Cronaca

Bullismo e cyberbullismo: dati, impegni e protocolli per un’alleanza educativa nazionale

Stati Generali dell’Educazione e della Prevenzione – Edizione 2025

 

 

 

 

La morte di Paolo, il 14enne di Latina che si è tolto la vita dopo episodi di bullismo, richiama con forza tutti – istituzioni, scuola, famiglie, sport e media – a una responsabilità immediata e condivisa.
Gli Stati Generali dellEducazione e della Prevenzione nascono proprio con questo obiettivo: trasformare indignazione e dolore in azioni concrete, misurabili e continuative sul territorio.

Promossa dall’Osservatorio Nazionale sul Bullismo e sul Disagio Giovanile in collaborazione con l’Agenzia di stampa AdnKronos, l’edizione 2025 – il 9 ottobre alle ore 15, presso Palazzo dellInformazione Adnkronos (Piazza Mastai 9, Roma) –riunisce in una giornata di confronto i principali attori istituzionali e sociali, articolando il programma tra panel dedicati ad analisi di scenario da parte degli esperti, impegni istituzionali, strumenti operativi, con un focus importante sul ruolo dello sport e la presentazione di protocolli d’intesa che daranno avvio a progetti strategici concreti.
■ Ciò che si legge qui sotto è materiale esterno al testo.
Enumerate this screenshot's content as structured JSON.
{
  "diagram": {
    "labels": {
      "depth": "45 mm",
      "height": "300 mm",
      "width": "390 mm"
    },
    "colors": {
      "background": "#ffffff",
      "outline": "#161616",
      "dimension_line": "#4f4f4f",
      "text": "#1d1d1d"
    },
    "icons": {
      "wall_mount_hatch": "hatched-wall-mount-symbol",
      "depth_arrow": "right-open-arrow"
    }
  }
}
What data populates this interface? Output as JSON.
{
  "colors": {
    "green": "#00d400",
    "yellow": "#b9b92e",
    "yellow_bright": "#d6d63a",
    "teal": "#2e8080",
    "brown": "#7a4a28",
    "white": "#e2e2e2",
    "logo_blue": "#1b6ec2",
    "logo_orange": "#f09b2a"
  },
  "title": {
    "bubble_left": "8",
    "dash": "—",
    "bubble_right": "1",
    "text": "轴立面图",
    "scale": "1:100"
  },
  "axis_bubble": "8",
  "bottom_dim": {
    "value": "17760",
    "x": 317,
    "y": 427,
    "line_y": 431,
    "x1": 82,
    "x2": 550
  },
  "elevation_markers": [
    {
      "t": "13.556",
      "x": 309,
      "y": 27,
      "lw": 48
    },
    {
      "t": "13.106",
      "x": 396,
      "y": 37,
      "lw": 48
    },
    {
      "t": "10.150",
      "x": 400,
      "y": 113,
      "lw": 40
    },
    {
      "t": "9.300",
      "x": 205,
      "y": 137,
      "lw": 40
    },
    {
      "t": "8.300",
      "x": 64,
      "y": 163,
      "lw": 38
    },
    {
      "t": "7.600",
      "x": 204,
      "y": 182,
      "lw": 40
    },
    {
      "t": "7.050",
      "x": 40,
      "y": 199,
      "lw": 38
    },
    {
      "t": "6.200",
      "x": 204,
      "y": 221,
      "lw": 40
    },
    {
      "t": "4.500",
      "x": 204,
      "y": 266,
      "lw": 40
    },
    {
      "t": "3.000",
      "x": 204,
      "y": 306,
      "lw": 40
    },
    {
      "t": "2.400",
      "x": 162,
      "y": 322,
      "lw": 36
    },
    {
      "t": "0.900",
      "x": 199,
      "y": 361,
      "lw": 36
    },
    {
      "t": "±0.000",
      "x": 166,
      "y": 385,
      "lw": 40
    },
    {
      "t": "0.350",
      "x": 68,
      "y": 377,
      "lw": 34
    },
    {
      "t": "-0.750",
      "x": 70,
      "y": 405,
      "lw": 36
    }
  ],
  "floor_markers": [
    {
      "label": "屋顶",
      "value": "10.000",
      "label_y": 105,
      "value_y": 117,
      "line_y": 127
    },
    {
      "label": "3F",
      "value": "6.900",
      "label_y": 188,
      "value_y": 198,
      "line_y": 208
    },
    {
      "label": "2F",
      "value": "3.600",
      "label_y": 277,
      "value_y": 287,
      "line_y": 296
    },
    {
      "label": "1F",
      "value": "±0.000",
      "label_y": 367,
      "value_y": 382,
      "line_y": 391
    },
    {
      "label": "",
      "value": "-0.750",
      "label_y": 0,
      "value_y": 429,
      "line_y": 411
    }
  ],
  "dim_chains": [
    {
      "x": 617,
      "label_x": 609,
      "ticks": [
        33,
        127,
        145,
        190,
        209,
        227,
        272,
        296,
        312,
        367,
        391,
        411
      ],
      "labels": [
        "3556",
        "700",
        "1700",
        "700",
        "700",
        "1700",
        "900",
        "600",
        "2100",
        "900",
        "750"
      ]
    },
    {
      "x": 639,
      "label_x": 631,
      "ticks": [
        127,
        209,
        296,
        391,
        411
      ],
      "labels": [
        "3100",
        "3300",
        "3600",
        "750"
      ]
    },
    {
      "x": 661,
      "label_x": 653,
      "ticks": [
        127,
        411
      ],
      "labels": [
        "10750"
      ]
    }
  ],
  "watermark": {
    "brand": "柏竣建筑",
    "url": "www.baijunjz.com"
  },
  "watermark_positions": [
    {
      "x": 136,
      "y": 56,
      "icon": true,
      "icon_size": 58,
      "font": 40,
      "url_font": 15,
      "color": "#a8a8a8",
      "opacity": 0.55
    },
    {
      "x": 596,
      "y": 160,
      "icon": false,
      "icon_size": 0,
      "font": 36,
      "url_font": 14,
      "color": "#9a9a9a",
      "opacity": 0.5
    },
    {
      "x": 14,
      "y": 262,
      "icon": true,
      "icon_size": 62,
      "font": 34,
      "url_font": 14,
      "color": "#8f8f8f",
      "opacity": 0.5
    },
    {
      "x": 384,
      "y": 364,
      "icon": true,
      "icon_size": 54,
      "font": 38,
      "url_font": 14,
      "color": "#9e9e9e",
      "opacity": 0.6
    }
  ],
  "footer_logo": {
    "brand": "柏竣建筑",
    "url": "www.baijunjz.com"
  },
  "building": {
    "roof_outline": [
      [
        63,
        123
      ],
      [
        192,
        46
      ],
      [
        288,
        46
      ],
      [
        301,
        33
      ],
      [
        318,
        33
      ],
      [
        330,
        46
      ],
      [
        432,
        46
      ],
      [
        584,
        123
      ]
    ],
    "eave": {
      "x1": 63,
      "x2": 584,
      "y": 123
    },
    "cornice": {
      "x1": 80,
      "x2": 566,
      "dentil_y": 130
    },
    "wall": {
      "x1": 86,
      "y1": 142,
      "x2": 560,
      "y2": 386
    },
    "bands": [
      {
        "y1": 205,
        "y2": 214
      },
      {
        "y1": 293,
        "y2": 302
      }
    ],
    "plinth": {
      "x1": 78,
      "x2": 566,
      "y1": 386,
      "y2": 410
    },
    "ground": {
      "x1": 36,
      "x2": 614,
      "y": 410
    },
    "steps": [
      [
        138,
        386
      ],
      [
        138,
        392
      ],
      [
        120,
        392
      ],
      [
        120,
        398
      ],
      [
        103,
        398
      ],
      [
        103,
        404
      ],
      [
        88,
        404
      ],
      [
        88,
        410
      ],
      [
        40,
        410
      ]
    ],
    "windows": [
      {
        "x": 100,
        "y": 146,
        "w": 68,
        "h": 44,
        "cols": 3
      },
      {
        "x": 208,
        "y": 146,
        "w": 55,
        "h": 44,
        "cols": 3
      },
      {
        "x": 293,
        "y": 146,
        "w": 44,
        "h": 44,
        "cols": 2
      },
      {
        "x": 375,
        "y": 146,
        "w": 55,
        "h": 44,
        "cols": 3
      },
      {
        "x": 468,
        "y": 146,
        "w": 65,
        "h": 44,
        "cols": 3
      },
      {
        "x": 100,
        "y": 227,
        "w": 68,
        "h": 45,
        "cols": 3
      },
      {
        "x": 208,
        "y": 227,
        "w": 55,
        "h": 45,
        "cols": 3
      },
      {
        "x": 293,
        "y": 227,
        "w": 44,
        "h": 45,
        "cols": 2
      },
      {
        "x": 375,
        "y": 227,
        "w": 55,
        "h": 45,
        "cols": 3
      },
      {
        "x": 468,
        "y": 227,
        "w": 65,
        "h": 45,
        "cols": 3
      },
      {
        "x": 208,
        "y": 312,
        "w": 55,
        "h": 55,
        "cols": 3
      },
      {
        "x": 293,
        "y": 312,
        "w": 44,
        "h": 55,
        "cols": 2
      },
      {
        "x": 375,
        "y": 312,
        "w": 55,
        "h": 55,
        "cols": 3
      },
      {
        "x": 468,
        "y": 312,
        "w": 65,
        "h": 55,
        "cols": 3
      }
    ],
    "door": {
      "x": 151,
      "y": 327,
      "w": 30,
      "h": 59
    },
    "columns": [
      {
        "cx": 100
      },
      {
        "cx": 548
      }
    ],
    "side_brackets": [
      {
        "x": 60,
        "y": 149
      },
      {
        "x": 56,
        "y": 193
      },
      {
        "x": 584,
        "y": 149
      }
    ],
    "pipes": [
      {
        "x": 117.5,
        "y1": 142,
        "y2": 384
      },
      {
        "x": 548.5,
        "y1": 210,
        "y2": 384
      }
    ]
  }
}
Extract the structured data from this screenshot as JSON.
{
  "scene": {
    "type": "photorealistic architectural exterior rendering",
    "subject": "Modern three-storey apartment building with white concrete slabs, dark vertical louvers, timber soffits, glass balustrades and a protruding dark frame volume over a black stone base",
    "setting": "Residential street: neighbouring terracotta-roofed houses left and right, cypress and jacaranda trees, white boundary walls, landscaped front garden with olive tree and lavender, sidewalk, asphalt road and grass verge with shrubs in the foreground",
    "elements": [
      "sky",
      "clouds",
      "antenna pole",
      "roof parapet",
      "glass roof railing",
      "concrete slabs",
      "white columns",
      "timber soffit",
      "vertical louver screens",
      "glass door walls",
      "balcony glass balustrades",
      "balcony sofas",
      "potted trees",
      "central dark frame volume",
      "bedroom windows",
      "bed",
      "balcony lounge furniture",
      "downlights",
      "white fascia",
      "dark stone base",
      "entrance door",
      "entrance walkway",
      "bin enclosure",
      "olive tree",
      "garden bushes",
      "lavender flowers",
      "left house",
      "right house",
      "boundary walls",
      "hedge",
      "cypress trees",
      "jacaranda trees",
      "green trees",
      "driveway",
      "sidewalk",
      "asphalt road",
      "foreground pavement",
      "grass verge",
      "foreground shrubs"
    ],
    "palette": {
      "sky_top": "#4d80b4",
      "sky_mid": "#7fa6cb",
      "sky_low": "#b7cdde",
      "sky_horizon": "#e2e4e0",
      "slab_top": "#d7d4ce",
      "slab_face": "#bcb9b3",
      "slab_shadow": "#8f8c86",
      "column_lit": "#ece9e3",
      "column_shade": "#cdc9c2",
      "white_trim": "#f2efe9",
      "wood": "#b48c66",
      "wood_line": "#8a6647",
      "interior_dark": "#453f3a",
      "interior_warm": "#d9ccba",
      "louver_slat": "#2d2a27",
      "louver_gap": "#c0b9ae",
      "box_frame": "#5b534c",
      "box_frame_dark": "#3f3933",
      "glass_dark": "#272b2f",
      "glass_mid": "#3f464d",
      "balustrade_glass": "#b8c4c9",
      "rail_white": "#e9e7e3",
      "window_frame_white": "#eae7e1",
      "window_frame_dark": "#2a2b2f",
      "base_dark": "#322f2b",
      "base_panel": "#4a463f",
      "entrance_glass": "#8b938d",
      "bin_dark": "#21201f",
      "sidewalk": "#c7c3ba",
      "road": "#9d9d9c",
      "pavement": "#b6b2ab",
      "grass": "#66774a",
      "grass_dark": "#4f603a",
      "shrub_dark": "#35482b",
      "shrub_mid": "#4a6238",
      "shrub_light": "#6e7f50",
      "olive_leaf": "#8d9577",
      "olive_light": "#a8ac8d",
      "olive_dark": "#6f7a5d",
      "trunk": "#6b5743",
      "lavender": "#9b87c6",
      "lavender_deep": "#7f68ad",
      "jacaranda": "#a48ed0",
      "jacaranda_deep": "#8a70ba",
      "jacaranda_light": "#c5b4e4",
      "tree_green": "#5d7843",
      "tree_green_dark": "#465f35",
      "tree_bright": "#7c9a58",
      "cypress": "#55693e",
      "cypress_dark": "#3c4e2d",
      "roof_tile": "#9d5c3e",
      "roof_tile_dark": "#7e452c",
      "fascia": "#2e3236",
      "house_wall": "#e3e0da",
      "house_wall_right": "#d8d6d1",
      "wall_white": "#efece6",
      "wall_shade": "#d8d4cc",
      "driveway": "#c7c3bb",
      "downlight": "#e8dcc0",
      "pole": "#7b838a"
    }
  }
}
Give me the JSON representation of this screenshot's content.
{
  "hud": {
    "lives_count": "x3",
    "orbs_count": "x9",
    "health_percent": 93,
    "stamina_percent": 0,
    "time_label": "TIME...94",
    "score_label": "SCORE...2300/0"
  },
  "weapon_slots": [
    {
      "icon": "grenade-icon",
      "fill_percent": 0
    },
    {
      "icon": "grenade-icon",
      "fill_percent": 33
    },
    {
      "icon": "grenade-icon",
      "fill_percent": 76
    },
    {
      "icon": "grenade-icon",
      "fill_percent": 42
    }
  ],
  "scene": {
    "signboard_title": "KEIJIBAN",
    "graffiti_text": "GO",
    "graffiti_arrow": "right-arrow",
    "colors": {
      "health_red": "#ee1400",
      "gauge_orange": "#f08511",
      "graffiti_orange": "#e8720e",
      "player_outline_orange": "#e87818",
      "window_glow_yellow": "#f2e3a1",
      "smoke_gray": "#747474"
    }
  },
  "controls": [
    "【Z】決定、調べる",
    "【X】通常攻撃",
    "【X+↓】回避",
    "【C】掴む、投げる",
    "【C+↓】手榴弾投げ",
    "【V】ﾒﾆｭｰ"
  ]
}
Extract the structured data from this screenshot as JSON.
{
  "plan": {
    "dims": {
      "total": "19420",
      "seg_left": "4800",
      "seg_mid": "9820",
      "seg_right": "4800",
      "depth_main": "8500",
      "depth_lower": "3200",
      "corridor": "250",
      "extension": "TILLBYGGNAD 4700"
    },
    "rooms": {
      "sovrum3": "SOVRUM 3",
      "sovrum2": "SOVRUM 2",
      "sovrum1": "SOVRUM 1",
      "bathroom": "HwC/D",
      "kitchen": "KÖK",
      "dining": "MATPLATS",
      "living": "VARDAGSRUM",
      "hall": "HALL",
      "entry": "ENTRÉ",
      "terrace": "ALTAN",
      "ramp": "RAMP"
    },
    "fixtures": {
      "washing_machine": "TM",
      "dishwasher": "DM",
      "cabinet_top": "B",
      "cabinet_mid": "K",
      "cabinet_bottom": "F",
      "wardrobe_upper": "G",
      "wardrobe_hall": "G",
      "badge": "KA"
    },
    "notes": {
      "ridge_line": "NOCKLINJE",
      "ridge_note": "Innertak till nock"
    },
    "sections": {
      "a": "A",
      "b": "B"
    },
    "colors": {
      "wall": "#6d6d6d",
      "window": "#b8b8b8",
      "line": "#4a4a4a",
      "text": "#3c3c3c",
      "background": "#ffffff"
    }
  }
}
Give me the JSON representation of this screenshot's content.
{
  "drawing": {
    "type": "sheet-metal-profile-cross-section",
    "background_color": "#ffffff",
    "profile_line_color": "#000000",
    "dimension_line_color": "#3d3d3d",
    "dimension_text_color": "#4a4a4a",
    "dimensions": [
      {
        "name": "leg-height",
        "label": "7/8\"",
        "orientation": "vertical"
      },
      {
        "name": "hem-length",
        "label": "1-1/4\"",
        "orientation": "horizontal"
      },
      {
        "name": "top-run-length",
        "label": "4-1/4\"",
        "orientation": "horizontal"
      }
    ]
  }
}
«La storia di Paolo ci spezza il fiato e ci obbliga a guardarci allo specchio: quando un ragazzo di 14 anni si toglie la vita perché schiacciato dal bullismo, non è una tragedia privata ma un fallimento collettivo – sottolinea Luca Massaccesi, Presidente dell’Osservatorio Nazionale Bullismo e Disagio Giovanile -. Gli Stati Generali nascono per passare dagli annunci agli impegni verificabili: più educazione digitale, peer education, punti di ascolto, sport come presidio educativo e protocolli tra istituzioni, scuole e famiglie. Oggi non chiediamo “chi è il colpevole”, ma cosa facciamo domani mattina per non perdere altri ragazzi».